There are lack of documentation and resources about buffer reuse when
I searched through the Internet. I also tried reading the source code
but find most parts confusing even after days of studying. So I'd like
to clarify a few clues that I found to determine if my understanding
is correct. Following are the data structures and functions that I
believe are related:

#define ngx_free_chain(pool, cl)
Unfortunately this function's name does not reflect that it does
exactly. From my understanding it only recycles the ngx_chain_t object
by placing the pointer into pool->chain. Even the ngx_buf_t object
that cl->buf points to is completely ignored.

ngx_chain_t* ngx_alloc_chain_link(ngx_pool_t *pool)
This function only allocate the ngx_chain_t object and will try to
reuse the chains that were freed by ngx_free_chain(). Because the buf
pointer in the chain is ignored it is not safe to assume that the
ngx_buf_t object and the buffer data can be reused.

ngx_int_t ngx_output_chain(ngx_output_chain_ctx_t *ctx, ngx_chain_t *in)
It seems to me that most of the buffer copying magic happens in this
function. I tried as hard to follow but still could not fully
understand what the function does. As I understand this function would
copy the actual buffer data if the ngx_buf_t object has some specific
flags set as determined by ngx_output_chain_as_is().

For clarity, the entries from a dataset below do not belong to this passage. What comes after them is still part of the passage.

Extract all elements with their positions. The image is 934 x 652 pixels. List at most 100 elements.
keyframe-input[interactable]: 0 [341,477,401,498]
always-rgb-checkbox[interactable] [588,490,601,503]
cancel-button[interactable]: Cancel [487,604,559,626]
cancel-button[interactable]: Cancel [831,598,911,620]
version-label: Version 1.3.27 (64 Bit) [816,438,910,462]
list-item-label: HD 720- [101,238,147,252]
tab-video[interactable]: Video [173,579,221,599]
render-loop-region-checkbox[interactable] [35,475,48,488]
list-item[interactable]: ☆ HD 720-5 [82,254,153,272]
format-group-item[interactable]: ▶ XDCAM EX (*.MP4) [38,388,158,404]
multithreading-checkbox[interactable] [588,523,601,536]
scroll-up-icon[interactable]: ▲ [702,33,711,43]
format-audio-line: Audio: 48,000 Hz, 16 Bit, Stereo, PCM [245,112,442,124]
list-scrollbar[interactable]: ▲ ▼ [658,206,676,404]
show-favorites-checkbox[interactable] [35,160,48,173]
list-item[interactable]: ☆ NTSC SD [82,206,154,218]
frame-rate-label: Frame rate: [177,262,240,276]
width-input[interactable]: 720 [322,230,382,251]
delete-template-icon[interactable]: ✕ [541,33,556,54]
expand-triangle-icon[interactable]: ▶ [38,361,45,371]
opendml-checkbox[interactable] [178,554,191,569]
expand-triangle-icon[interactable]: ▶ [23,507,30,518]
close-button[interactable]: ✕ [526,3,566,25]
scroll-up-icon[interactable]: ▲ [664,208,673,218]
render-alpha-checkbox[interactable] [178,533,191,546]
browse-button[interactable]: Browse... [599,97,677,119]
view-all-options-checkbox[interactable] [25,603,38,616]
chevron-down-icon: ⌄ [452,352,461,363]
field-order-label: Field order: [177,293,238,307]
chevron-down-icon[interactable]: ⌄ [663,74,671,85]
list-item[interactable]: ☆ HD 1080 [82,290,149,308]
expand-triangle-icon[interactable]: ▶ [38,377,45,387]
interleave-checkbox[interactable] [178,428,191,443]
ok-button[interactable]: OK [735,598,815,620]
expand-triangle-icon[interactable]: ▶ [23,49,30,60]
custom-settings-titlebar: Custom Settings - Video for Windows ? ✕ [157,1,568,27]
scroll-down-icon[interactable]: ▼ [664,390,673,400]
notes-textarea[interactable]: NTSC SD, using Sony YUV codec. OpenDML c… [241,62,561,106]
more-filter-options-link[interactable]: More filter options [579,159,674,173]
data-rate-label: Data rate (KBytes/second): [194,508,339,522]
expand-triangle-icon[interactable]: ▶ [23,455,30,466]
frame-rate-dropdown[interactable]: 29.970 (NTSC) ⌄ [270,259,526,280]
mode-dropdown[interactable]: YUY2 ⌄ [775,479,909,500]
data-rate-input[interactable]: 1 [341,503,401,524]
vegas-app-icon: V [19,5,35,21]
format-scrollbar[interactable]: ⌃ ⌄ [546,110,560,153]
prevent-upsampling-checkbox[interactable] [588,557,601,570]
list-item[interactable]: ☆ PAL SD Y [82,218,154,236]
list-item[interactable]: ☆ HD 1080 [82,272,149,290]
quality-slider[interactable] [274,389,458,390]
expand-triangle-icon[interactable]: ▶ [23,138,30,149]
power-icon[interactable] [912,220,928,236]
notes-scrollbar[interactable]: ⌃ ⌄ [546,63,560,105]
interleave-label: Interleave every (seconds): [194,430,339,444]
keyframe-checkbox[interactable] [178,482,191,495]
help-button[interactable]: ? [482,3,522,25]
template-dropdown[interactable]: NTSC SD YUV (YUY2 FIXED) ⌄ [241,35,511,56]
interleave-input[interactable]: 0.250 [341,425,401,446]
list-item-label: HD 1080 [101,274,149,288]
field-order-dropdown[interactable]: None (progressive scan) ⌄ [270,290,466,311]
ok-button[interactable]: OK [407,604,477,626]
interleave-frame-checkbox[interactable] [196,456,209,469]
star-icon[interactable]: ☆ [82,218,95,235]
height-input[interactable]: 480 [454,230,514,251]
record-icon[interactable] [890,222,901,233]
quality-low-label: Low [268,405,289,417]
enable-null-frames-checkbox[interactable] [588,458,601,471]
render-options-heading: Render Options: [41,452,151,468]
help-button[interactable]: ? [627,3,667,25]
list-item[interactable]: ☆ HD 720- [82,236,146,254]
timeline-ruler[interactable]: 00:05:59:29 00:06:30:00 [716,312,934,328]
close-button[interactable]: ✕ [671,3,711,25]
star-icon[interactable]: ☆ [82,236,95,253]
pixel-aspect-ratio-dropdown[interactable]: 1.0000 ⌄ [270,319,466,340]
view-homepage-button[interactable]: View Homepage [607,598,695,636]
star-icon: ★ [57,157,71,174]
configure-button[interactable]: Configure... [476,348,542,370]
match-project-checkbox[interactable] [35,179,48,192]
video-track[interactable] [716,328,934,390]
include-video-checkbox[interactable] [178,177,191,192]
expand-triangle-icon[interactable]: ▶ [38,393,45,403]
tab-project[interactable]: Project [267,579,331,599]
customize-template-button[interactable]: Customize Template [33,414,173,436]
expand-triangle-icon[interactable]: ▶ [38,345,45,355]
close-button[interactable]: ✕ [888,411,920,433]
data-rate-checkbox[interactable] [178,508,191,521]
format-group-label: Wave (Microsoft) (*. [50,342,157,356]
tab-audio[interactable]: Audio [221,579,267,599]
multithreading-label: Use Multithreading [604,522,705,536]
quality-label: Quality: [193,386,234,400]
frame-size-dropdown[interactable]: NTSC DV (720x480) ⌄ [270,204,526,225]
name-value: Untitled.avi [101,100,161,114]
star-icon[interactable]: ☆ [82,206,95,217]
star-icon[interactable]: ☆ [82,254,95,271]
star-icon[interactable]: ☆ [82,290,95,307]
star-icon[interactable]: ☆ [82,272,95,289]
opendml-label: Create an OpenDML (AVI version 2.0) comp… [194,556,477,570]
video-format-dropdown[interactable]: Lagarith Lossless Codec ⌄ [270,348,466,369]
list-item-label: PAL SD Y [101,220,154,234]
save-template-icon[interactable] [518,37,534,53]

I am not sure
whether I should set any flags to instruct ngx_output_chain() to copy
all buffer data so that I can safely reuse the buffers that I own.

typedef void* ngx_buf_tag_t
This mysterious tag seems to be the way for me to claim ownership to a
buffer by assigning it a unique pointer value. However I could find
almost no explanation on how to use this tag field properly. I'd like
to know if setting this tag would guarantee that the buffers I created
would never be shared ownership with other modules?

void ngx_chain_update_chains(ngx_pool_t *p, ngx_chain_t **free,
ngx_chain_t **busy, ngx_chain_t **out, ngx_buf_tag_t tag)
I find that this function seems to be performing what I want, and it
seems to be called in other modules that has similar buffer reuse
mechanism. However I am really confused about the purpose of this
function and what it does exactly. From the signature it seems to be
determining which buffers are safe to reuse, and then reclaim the free
buffers into the **free chain. However on close inspection I found
that all it does is to move all tagged buffers at **busy and **out to
free, while calling ngx_free_chain() on buffer chains that do not
share the same tag. I don't know if the buffers freed by this function
is guaranteed safe to be reused, and I don't know what happen with the
buffers that have different tags.

ngx_chain_t * ngx_chain_get_free_buf(ngx_pool_t *p, ngx_chain_t **free)
I find that this function will return the buffers freed by
ngx_chain_update_chains(). Most modules seem to do overwrite the data
on the obtained buffer without any issue. That makes me wonder if
ngx_chain_update_chains() really works.

ngx_chain_t * ngx_connection_s::send_chain(ngx_connection_t *c,
ngx_chain_t *in, off_t limit)
The function pointer at r->connection->send_chain would return the
buffer chain that it has not yet sent. I also found that the returned
chain is then stored in r->out waiting to be sent next time. So it
seems like I can determine if my buffers are safe for reuse by
checking if the buffer chains at r->out point to the same buffer data.
However I am not sure if solely based on this method is really safe,
especially if there are filter modules that retain buffers in their
own context.

ngx_int_t ngx_http_output_filter(ngx_http_request_t *r, ngx_chain_t *in)
After so many clues that I stated above, I just wish to know what is
really the right way to determine if buffers are safe for reuse after
this function, ngx_http_output_filter(), is called. Can I just set
buf->tag? Or should I check r->out? Or should I call
ngx_chain_get_free_buf()?

I am sorry if I have any misunderstanding about the internals or used
the wrong term in describing my findings. I would love to spend more
time to study the Nginx source code, but it has been weeks and I
really need to proceed with my module development. I'd appreciate if
anyone can clarify my misunderstandings and explain to me what exactly
happens when buffers are being sent.

Thanks!

References:
http://mailman.nginx.org/pipermail/nginx-devel/2011-September/001180.html
http://mailman.nginx.org/pipermail/nginx/2010-April/019814.html

Regards,

Soares